The heel cup is the other special bit. It’s a perforated plastic that lets plenty of air in and out to cool your feet. Around the upper edge on the inside uses a directional fabric that has its points aimed downward, keeping your heel stuck in there. One other nice touch is a pull tab on the tongue, which lets you pull it snug so there’s no bunching under the top strap.
Insoles are light and thin with a bump in the middle to help spread the foot. I can’t notice it when wearing the shoes, but they’re comfortable overall. My size 47 (US 13) shoe weighed in at 266g. Their claimed weight for a size 42 is 235g. Early rides are promising, bolstered by the good fit and comfort of the RXL mountain bike shoes I tested earlier. Retail is $324.99.
Speaking of mountain bike shoes, the RL is a new model that slots in between the RXL and Race. Compared to the RXL, it uses a fixed length top strap (rather than the length adjustable version that causes a small bump on the inside) that gives the shoe an overall much sleeker appearance.
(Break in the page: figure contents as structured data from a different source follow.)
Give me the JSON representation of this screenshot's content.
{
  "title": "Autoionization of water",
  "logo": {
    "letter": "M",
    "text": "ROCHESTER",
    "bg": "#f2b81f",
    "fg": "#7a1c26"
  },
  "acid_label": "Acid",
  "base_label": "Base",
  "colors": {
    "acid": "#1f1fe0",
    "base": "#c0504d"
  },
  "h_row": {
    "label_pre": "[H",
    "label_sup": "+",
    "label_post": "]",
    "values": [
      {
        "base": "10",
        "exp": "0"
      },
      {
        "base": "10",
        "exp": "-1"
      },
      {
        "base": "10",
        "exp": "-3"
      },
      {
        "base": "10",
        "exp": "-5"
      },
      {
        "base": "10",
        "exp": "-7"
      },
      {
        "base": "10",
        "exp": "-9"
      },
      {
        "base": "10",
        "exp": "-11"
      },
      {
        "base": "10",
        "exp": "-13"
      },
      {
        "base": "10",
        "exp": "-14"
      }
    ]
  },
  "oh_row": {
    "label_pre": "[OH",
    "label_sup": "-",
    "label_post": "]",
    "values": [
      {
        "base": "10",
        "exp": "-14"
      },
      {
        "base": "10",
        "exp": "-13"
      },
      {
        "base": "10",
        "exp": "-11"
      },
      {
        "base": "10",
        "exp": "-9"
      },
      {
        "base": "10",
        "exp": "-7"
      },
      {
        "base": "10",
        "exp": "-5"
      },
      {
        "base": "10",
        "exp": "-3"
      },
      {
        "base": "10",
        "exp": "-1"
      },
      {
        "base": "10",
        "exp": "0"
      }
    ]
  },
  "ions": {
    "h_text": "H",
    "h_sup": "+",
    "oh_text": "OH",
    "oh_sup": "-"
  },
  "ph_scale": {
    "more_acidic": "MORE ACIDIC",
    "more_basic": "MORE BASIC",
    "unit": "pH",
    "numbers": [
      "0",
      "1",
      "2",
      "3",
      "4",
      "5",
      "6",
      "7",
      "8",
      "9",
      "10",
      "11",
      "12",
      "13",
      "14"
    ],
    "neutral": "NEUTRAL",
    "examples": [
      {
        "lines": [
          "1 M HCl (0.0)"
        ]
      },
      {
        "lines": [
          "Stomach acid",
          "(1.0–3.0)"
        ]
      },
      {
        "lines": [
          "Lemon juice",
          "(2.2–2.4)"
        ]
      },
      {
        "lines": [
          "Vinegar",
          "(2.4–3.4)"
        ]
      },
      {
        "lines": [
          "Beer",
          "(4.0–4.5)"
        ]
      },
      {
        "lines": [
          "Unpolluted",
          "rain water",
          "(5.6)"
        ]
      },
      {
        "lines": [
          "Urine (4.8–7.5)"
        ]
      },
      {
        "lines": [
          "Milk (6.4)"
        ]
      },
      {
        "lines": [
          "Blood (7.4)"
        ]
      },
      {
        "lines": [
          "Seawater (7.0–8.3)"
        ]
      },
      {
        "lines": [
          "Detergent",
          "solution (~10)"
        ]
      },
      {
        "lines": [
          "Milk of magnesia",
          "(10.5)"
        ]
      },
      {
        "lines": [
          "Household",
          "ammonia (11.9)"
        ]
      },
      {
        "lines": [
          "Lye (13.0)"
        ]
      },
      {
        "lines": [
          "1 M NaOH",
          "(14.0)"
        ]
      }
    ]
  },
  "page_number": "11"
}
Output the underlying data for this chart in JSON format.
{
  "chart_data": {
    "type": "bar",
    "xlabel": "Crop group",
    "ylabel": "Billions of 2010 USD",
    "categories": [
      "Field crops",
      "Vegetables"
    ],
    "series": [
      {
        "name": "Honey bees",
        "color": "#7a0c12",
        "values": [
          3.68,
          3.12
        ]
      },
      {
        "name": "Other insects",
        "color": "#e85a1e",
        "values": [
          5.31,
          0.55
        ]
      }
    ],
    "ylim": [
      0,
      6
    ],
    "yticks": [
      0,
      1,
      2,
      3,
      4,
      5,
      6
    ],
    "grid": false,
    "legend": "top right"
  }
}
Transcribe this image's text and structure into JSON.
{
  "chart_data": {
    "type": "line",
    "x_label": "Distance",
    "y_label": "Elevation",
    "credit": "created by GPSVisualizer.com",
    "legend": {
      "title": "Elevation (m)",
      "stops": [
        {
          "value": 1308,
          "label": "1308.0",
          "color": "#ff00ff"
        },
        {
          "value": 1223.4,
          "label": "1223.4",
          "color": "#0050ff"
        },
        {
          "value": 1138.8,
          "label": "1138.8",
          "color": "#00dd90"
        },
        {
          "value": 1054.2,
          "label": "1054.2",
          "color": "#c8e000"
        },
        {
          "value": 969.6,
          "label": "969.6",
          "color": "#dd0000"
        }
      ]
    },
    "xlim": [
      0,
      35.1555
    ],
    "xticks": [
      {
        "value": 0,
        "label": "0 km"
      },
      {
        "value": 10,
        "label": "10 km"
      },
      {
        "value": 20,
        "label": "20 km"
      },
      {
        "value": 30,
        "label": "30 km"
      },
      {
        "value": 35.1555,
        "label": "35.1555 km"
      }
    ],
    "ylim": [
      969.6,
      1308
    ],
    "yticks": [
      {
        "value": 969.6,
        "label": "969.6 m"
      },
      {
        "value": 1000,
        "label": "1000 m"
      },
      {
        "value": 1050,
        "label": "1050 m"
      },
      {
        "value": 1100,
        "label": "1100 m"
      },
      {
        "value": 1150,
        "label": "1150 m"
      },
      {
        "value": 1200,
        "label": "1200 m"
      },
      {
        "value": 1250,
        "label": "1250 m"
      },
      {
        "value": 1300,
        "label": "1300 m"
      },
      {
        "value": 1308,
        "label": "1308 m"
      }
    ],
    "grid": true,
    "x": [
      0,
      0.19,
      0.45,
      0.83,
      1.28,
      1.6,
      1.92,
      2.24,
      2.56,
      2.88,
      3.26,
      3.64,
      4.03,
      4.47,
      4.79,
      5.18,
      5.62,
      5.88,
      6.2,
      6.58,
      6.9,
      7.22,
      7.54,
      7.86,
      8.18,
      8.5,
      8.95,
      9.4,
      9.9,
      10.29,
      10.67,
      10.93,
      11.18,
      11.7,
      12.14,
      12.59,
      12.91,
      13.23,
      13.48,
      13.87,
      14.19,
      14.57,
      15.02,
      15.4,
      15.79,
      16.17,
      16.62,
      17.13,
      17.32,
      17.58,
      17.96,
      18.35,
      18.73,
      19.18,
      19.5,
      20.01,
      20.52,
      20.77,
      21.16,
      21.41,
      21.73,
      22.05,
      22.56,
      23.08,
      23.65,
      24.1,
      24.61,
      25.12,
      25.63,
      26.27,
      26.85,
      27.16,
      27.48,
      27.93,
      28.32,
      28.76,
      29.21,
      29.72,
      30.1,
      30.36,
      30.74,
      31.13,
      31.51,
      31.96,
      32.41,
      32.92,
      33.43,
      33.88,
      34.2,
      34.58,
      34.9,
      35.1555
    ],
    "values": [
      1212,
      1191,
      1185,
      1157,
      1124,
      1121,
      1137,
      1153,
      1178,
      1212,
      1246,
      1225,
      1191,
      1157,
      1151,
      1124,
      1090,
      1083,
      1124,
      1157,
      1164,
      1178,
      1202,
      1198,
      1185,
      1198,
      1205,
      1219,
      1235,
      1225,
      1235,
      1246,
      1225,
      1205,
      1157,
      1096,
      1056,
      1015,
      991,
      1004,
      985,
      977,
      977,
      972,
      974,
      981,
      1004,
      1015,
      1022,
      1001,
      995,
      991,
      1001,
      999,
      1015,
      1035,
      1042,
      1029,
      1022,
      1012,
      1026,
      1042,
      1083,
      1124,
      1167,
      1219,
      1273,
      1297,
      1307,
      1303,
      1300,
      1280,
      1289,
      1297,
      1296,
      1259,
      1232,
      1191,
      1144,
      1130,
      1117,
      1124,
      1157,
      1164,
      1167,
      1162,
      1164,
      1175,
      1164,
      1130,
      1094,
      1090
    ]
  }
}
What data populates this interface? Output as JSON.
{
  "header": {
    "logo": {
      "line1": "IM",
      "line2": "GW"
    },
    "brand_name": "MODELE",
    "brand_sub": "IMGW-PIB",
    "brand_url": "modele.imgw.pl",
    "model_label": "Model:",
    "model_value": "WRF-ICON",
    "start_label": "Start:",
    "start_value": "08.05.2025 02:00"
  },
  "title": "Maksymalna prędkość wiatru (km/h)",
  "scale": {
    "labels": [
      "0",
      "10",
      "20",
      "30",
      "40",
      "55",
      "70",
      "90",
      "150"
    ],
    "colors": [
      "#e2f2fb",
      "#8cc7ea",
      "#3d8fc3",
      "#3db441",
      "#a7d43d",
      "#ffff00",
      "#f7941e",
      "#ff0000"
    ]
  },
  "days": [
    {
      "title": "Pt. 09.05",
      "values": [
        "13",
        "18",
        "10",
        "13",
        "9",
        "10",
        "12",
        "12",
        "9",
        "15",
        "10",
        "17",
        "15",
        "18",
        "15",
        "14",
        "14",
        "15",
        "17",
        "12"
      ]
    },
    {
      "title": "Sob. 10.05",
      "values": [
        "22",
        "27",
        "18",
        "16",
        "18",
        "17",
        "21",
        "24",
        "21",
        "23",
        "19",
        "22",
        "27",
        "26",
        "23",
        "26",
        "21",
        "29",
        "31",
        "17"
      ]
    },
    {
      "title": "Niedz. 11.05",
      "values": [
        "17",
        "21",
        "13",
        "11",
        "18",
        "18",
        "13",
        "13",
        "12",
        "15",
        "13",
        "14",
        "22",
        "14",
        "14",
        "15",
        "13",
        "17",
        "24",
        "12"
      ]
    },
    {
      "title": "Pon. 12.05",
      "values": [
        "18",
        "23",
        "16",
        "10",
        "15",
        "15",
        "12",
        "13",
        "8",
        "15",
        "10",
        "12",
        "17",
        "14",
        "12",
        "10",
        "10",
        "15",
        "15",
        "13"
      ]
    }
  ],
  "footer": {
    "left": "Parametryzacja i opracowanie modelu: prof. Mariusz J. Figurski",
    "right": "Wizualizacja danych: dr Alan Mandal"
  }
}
It also loses the replaceable tread blocks on the bottom. The upside is this probably saves a few grams, the downside is the tread strips directly adjacent to the pedal mounts are a little taller and make it a bit tougher to click in…I’ll likely trim them down a bit. Once engaged with the pedal, though, I didn’t pop out at all on my test ride.
Save money and weight: The RL’s are 429g compared to the 445g per shoe for the RXL I tested. Both are size 47 (US13).
So far, so good. They, like the road shoes, use their Micro Buckle which lets you release/loosen in small increments by hitting one black button at a time. Press them both to release the strap altogether. Other than the differences mentioned, the RL and RXL look remarkable similar save for a carbon sole on the RXL and a composite sole here. Both are plenty stiff while remaining walkable. Retail is $149.99.
The new Specter helmet (Spectra for Europe) was introduced earlier this year, check that post for tech specs. Basically, it’s a less expensive version of the Oracle that’s still fully featured and actually a bit lighter. I’ve ridden in both now, and both are quite comfortable. I do wish they would get down around the 220g weight, but if you’re used to a 315-340 gram lid, me thinks you’ll be quite pleased with either one.
Retention mech has a large, easy to turn dial and is height adjustable. The visor pops off and it comes with small plugs to cover the mounting holes. Large front vents let plenty of air in.
The size medium with visor comes in at 315g.
One of the more interesting pieces is the new RXL Hilo saddle with Speed Dial. The standard RXL Hilo has a fixed width split nose, but the Speed Dial version lets you adjust the gap’s width up to 16mm.
The adjustment is made via an allen key at the nose. Hard to see here, but the tail of the saddle has a small hook on either side that lets you hang your bike on the racks in T1 facing out, making it quicker to pull it out and go. Nice touch.
Turning the bolt pulls two other bolts through angled slots and spreads or closes the two sides of the saddle.
Compared to the standard Hilo, you can see how much wider you can make it.
And from the top, shown in full open and closed positions. Well, at least this is where the minimum spread marker is, you can get it to close in a bit more. The point of all this is to let the rider fine tune the fit and feel to their anatomy.
All that hardware comes at a cost, though. On the scale, it’s 69 grams heavier than the standard Hilo RXL, and at the register it’s $249.99 versus $179.99.
The relief channel runs the length of the saddle, and the cover has textured sections under your sit bones to keep you from slipping down. Construction is a carbon fiber reinforced shell with hollow titanium rails. This is the one item we haven’t ridden yet. They’ll be shipped off to Erik to test shortly as a follow up to his review of the Hilo tri shoes.